4. La question du champ de l'évaluation des recettes
Si la loi de finances comporte une autorisation généralisée de percevoir les impositions de toutes natures, elle ne saurait bien évidemment prévoir le produit et évaluer le montant de l'ensemble de celles-ci dans la mesure où la Constitution a confié cette tâche aux collectivités territoriales pour les impôts locaux, et aux lois de financement de la sécurité sociale pour les recettes dont bénéficient les organismes de sécurité sociale. A l'inverse, la loi de finances doit expressément prévoir le produit et évaluer le montant non seulement de l'ensemble des autres impositions de toutes nature, mais aussi de l'ensemble des autres ressources de l'Etat.
On peut néanmoins imaginer une exception pratique pour les rémunérations de services rendus. D'une part, elle peut se justifier par le texte de l'article 34 de la Constitution, qui ne les fait pas figurer dans le domaine de la loi, même s'il paraît sage et juridiquement fondé de laisser à la loi organique le soin de choisir une autre solution. D'autre part, il n'est pas infondé d'autoriser le pouvoir réglementaire, pour des raisons légitimes de souplesse et de bonne gestion administrative, à établir une telle rémunération et à en percevoir le produit sans que cela ait été préalablement prévu dans la loi de finances de l'année. En revanche, pour respecter le pouvoir d'autorisation du Parlement en matière de perception des recettes par l'Etat, il convient d'établir une caducité des actes créant ces rémunérations, en l'absence de ratification dans le plus prochain projet de loi de finances afférent à l'exercice concerné.
La question de l'évaluation renvoie également aux modalités de cette dernière. Le Parlement ne saurait se prononcer sur l'évaluation détaillée du produit de chacune des ressources. En revanche, il a besoin d'être informé et de voter ce produit en ayant une connaissance exacte et précise de ce qu'il autorise. Ainsi, le projet de loi de finances devra-t-il comporter un état annexé, semblable à l'état A actuel, pour retracer ces recettes, et être accompagné de documents d'information indiquant aux parlementaires le produit attendu des autres impositions de toutes natures non évaluées en loi de finances, celles des collectivités territoriales et celles des organismes de sécurité sociale.

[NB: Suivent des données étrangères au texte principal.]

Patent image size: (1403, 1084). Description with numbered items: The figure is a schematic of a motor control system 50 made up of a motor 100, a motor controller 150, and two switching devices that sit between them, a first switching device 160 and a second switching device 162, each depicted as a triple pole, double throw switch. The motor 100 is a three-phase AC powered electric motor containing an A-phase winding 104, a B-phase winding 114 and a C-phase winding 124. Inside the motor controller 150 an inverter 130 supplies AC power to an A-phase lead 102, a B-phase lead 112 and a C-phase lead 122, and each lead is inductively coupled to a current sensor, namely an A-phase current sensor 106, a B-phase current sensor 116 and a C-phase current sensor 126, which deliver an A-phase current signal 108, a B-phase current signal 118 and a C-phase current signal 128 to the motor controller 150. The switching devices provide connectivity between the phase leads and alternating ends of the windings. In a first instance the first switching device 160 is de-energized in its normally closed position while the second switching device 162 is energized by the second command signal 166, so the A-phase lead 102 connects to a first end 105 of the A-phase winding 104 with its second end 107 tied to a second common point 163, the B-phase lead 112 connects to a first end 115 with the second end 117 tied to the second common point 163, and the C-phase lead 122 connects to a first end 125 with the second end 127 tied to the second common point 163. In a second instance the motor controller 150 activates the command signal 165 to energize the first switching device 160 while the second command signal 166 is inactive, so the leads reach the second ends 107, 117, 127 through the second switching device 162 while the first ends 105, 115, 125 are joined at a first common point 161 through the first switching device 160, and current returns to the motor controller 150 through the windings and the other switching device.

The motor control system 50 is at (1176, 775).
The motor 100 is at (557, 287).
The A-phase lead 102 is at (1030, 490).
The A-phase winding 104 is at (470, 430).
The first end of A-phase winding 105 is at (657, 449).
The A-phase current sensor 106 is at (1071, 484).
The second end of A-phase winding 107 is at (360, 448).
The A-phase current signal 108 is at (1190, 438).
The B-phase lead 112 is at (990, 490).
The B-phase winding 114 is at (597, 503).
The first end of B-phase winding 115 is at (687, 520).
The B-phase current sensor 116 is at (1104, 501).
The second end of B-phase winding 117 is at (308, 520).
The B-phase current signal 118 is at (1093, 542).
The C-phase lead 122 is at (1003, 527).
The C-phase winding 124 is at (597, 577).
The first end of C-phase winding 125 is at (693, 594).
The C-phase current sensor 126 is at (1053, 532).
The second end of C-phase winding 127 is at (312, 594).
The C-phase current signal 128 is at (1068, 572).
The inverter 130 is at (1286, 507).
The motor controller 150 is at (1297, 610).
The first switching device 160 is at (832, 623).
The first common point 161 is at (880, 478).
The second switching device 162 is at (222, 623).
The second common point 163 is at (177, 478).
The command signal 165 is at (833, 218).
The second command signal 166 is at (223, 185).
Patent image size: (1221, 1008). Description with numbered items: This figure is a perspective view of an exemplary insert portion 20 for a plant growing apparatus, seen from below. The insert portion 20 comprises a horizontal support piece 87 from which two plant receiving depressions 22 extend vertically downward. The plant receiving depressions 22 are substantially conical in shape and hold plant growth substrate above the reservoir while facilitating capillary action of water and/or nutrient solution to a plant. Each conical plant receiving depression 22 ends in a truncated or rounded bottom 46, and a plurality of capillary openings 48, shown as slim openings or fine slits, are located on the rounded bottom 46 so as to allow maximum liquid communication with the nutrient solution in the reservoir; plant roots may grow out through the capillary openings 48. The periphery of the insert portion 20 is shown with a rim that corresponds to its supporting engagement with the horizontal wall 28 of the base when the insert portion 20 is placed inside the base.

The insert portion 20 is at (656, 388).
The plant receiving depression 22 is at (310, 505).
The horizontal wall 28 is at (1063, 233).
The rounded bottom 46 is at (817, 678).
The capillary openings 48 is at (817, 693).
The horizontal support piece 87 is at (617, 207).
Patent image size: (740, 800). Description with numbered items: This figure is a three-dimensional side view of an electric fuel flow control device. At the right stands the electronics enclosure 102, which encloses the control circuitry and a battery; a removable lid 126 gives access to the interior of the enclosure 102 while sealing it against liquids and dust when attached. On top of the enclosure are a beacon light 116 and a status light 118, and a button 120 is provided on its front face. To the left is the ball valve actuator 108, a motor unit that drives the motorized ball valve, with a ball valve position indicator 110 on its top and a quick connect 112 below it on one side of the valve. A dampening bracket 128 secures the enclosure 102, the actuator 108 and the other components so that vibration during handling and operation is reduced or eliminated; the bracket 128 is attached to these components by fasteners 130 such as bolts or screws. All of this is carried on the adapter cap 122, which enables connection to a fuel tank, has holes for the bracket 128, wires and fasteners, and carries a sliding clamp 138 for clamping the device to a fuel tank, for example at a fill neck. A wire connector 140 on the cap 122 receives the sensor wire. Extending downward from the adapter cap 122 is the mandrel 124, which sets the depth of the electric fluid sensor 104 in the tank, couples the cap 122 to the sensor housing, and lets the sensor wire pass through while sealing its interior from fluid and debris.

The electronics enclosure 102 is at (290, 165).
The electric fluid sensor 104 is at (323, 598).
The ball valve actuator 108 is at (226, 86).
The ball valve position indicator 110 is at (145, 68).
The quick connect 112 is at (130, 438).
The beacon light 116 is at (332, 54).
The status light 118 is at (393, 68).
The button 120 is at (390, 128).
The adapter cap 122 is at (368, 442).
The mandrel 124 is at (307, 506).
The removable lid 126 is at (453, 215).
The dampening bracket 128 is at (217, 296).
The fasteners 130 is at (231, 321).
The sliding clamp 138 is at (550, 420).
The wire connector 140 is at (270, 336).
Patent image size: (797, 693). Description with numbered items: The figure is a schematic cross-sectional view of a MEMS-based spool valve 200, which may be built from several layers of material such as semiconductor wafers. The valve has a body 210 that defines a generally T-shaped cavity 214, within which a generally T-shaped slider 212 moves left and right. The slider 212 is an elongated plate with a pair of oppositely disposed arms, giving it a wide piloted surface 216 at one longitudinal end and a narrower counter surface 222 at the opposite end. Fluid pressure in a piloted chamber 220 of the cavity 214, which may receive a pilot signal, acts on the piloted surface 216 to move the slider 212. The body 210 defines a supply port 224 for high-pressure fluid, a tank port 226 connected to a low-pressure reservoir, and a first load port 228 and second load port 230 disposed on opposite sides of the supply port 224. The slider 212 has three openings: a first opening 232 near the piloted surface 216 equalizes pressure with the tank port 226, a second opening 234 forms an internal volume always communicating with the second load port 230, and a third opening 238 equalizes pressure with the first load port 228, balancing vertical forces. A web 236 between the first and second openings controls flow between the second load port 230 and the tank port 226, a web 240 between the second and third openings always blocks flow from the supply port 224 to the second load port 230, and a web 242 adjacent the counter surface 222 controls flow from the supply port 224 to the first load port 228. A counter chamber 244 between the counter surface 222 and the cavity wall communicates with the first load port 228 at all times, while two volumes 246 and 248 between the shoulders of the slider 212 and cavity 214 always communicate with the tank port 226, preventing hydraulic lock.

5. La question de l'affectation
a) Consacrer la notion de " prélèvement sur recettes "
L'usage a établi la pratique des prélèvements sur recettes , fortement décriée et qui, apparaît pourtant à maints égards justifiée, autant par les nécessités de la mécanique budgétaire que par celles du débat démocratique.
La Cour des comptes a émis, à de multiples reprises, de fortes réserves voire des critiques sur la pratique des prélèvements sur recettes. Néanmoins, votre commission ne partage pas sur ce point l'avis de la haute juridiction financière. La jurisprudence du 29 décembre 1982 du Conseil constitutionnel autorisant cette pratique a indiqué que le fait que l'état A évalue la totalité des recettes brutes de l'Etat rendait les prélèvements sur recettes conformes à l'ordonnance organique et, notamment, à son article 18. Il s'agit en effet moins d'une affectation de recettes que d'une rétrocession directe d'un montant déterminé de recettes recouvrées par l'Etat afin de couvrir des charges qui ne lui incombent pas.
Au cours de l'histoire et de la pratique constitutionnelle, l'Etat s'est dessaisi de certaines de ses missions au profit d'organismes extérieurs ; en contrepartie, il a pu soit affecter directement des ressources (impôts locaux, ressources des organismes de sécurité sociale), soit rétrocéder une partie des ressources recouvrées par lui. Le prélèvement sur recettes permet cette rétrocession.
Le prélèvement sur recettes semble ainsi le moyen technique le mieux adapté pour faire apparaître de la manière la plus lisible qui soit des prélèvements obligatoires qui, sans cette technique, échapperaient à la décision du Parlement.
Cet élément de clarté existe déjà pour deux catégories : les collectivités territoriales, et l'Union européenne, la contribution de la France au budget de celle-ci n'étant pas une charge à proprement parler 26 ( * ) .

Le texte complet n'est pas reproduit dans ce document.